Attempts to Introduce Cutting-edge IT

Institute for Far Eastern Studies (IFES)

In its column from Pyongyang published on October 24, Chosun Sinbo (a North Korean newspaper in Japan) reports that using North Korean information technology, new attempts have been made starting this year to stimulate collectivistic competition.

The newspaper could not conceal its excitement saying that the aim was the global cutting edge, with efforts being the ‘National Information Technology Results Exhibition’ causing a “sensation.”

According to the report, ‘National Information Technology Results Exhibition 2016’ was held in the Three Revolutions Exhibition Hall, and was entitled “Self-strength First and the Fires of Collectivist Competition, Global Competitiveness.”

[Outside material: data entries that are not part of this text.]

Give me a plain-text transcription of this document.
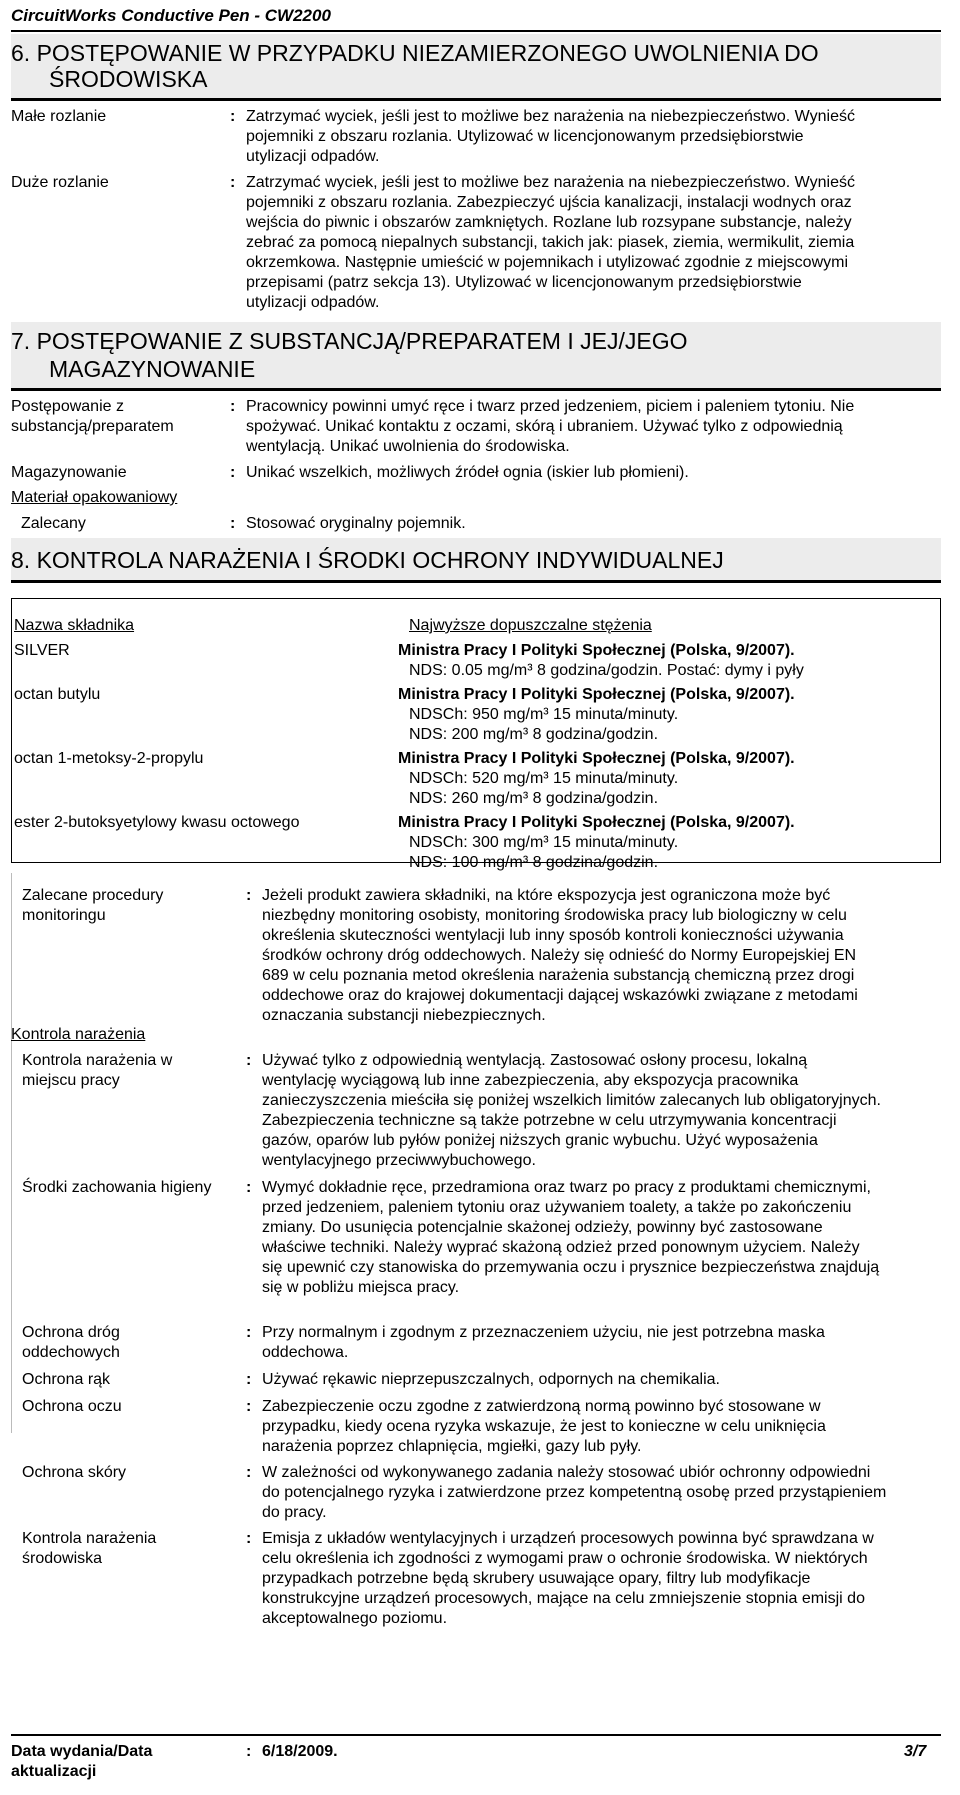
CircuitWorks Conductive Pen - CW2200
6. POSTĘPOWANIE W PRZYPADKU NIEZAMIERZONEGO UWOLNIENIA DO
ŚRODOWISKA
Małe rozlanie	: Zatrzymać wyciek, jeśli jest to możliwe bez narażenia na niebezpieczeństwo. Wynieść
pojemniki z obszaru rozlania. Utylizować w licencjonowanym przedsiębiorstwie
utylizacji odpadów.
Duże rozlanie	: Zatrzymać wyciek, jeśli jest to możliwe bez narażenia na niebezpieczeństwo. Wynieść
pojemniki z obszaru rozlania. Zabezpieczyć ujścia kanalizacji, instalacji wodnych oraz
wejścia do piwnic i obszarów zamkniętych. Rozlane lub rozsypane substancje, należy
zebrać za pomocą niepalnych substancji, takich jak: piasek, ziemia, wermikulit, ziemia
okrzemkowa. Następnie umieścić w pojemnikach i utylizować zgodnie z miejscowymi
przepisami (patrz sekcja 13). Utylizować w licencjonowanym przedsiębiorstwie
utylizacji odpadów.
7. POSTĘPOWANIE Z SUBSTANCJĄ/PREPARATEM I JEJ/JEGO
MAGAZYNOWANIE
Postępowanie z
substancją/preparatem
: Pracownicy powinni umyć ręce i twarz przed jedzeniem, piciem i paleniem tytoniu. Nie
spożywać. Unikać kontaktu z oczami, skórą i ubraniem. Używać tylko z odpowiednią
wentylacją. Unikać uwolnienia do środowiska.
Magazynowanie	: Unikać wszelkich, możliwych źródeł ognia (iskier lub płomieni).
Materiał opakowaniowy
Zalecany	: Stosować oryginalny pojemnik.
8. KONTROLA NARAŻENIA I ŚRODKI OCHRONY INDYWIDUALNEJ
Nazwa składnika	Najwyższe dopuszczalne stężenia
SILVER	Ministra Pracy I Polityki Społecznej (Polska, 9/2007).
NDS: 0.05 mg/m³ 8 godzina/godzin. Postać: dymy i pyły
octan butylu	Ministra Pracy I Polityki Społecznej (Polska, 9/2007).
NDSCh: 950 mg/m³ 15 minuta/minuty.
NDS: 200 mg/m³ 8 godzina/godzin.
octan 1-metoksy-2-propylu	Ministra Pracy I Polityki Społecznej (Polska, 9/2007).
NDSCh: 520 mg/m³ 15 minuta/minuty.
NDS: 260 mg/m³ 8 godzina/godzin.
ester 2-butoksyetylowy kwasu octowego	Ministra Pracy I Polityki Społecznej (Polska, 9/2007).
NDSCh: 300 mg/m³ 15 minuta/minuty.
NDS: 100 mg/m³ 8 godzina/godzin.
Zalecane procedury
monitoringu
: Jeżeli produkt zawiera składniki, na które ekspozycja jest ograniczona może być
niezbędny monitoring osobisty, monitoring środowiska pracy lub biologiczny w celu
określenia skuteczności wentylacji lub inny sposób kontroli konieczności używania
środków ochrony dróg oddechowych. Należy się odnieść do Normy Europejskiej EN
689 w celu poznania metod określenia narażenia substancją chemiczną przez drogi
oddechowe oraz do krajowej dokumentacji dającej wskazówki związane z metodami
oznaczania substancji niebezpiecznych.
Kontrola narażenia
Kontrola narażenia w
miejscu pracy
: Używać tylko z odpowiednią wentylacją. Zastosować osłony procesu, lokalną
wentylację wyciągową lub inne zabezpieczenia, aby ekspozycja pracownika
zanieczyszczenia mieściła się poniżej wszelkich limitów zalecanych lub obligatoryjnych.
Zabezpieczenia techniczne są także potrzebne w celu utrzymywania koncentracji
gazów, oparów lub pyłów poniżej niższych granic wybuchu. Użyć wyposażenia
wentylacyjnego przeciwwybuchowego.
Środki zachowania higieny : Wymyć dokładnie ręce, przedramiona oraz twarz po pracy z produktami chemicznymi,
przed jedzeniem, paleniem tytoniu oraz używaniem toalety, a także po zakończeniu
zmiany. Do usunięcia potencjalnie skażonej odzieży, powinny być zastosowane
właściwe techniki. Należy wyprać skażoną odzież przed ponownym użyciem. Należy
się upewnić czy stanowiska do przemywania oczu i prysznice bezpieczeństwa znajdują
się w pobliżu miejsca pracy.
Ochrona dróg
oddechowych
: Przy normalnym i zgodnym z przeznaczeniem użyciu, nie jest potrzebna maska
oddechowa.
Ochrona rąk	: Używać rękawic nieprzepuszczalnych, odpornych na chemikalia.
Ochrona oczu	: Zabezpieczenie oczu zgodne z zatwierdzoną normą powinno być stosowane w
przypadku, kiedy ocena ryzyka wskazuje, że jest to konieczne w celu uniknięcia
narażenia poprzez chlapnięcia, mgiełki, gazy lub pyły.
Ochrona skóry	: W zależności od wykonywanego zadania należy stosować ubiór ochronny odpowiedni
do potencjalnego ryzyka i zatwierdzone przez kompetentną osobę przed przystąpieniem
do pracy.
Kontrola narażenia
środowiska
: Emisja z układów wentylacyjnych i urządzeń procesowych powinna być sprawdzana w
celu określenia ich zgodności z wymogami praw o ochronie środowiska. W niektórych
przypadkach potrzebne będą skrubery usuwające opary, filtry lub modyfikacje
konstrukcyjne urządzeń procesowych, mające na celu zmniejszenie stopnia emisji do
akceptowalnego poziomu.
Data wydania/Data
aktualizacji
: 6/18/2009.	3/7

The report described the purpose of the exhibit as follows: “the units introducing and extolling the achievements of the country in IT technology and industry, showing the domestically produced, advanced information technology products will cause other units to learn and catch up, stimulating collectivist competition, and driving forward ‘our style of modernization and information technology’.”

A full 260 units displayed 1,000 products at the exhibit.

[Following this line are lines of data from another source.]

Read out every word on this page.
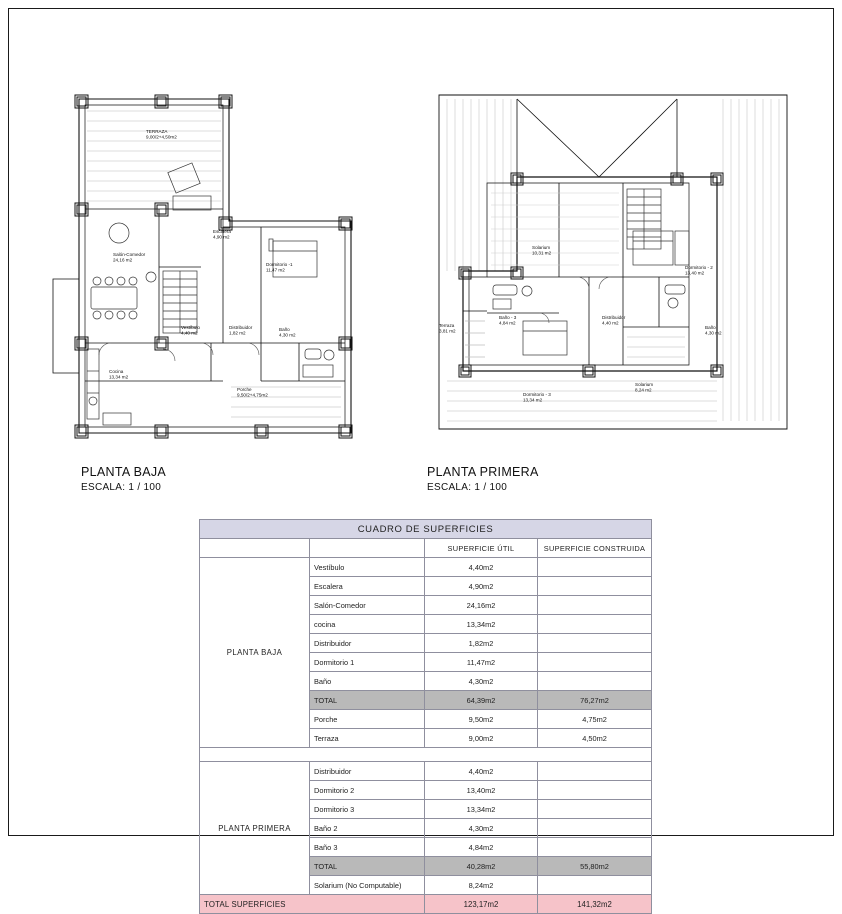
TERRAZA 9,00/2+4,50m2
Salón-Comedor 24,16 m2
Escalera 4,90 m2
Dormitorio -1 11,47 m2
Vestíbulo 4,40 m2
Distribuidor 1,82 m2
Baño 4,30 m2
Cocina 13,34 m2
Porche 9,50/2+4,75m2
Solarium 10,31 m2
Dormitorio - 2 13,40 m2
Baño - 3 4,84 m2
Distribuidor 4,40 m2
Baño 4,30 m2
Terraza 3,81 m2
Dormitorio - 3 13,34 m2
Solarium 8,24 m2
PLANTA BAJA
ESCALA: 1 / 100
PLANTA PRIMERA
ESCALA: 1 / 100
CUADRO DE SUPERFICIES			
		SUPERFICIE ÚTIL	SUPERFICIE CONSTRUIDA
PLANTA BAJA	Vestíbulo	4,40m2	
	Escalera	4,90m2	
	Salón-Comedor	24,16m2	
	cocina	13,34m2	
	Distribuidor	1,82m2	
	Dormitorio 1	11,47m2	
	Baño	4,30m2	
	TOTAL	64,39m2	76,27m2
	Porche	9,50m2	4,75m2
	Terraza	9,00m2	4,50m2

PLANTA PRIMERA	Distribuidor	4,40m2	
	Dormitorio 2	13,40m2	
	Dormitorio 3	13,34m2	
	Baño 2	4,30m2	
	Baño 3	4,84m2	
	TOTAL	40,28m2	55,80m2
	Solarium (No Computable)	8,24m2	
TOTAL SUPERFICIES		123,17m2	141,32m2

The newspaper informed readers that “in capitalist countries it is mainly companies that develop, produce and sell information technology products that participate in such exhibits; but in Korea there is a greater range of participants. . . . Beyond IT sector units, committees, ministerial and central institutions, educational and scientific research institutions, factories and other workplaces were all in attendance.”

Certificates and medals were awarded to ‘the top ten IT Companies’ and ‘top ten IT products’.

The newspaper reports that “Korea’s own OS, Red Star 3.0, based on Linux, was also named a ‘Top ten IT product’. . . . Red Star can be seen as a core product in the drive to bring in ‘our form of IT’, and is being widely used across public institutions, with it being popular among students too, who are sensitive to new things.”

Moreover, the newspaper boasted that “the OS, developed by the Red Star Research Institute, is distributed as freeware . . . realizing the push to bring information technology through collective means rather than through an economy of commodities and private ownership.”

The newspaper also expressed the hope that, “collectivist competition, characteristically socialist competition in a country aiming to development and strengthen . . . IT is the area expected to produce the fastest development, with endless leaps and innovations.”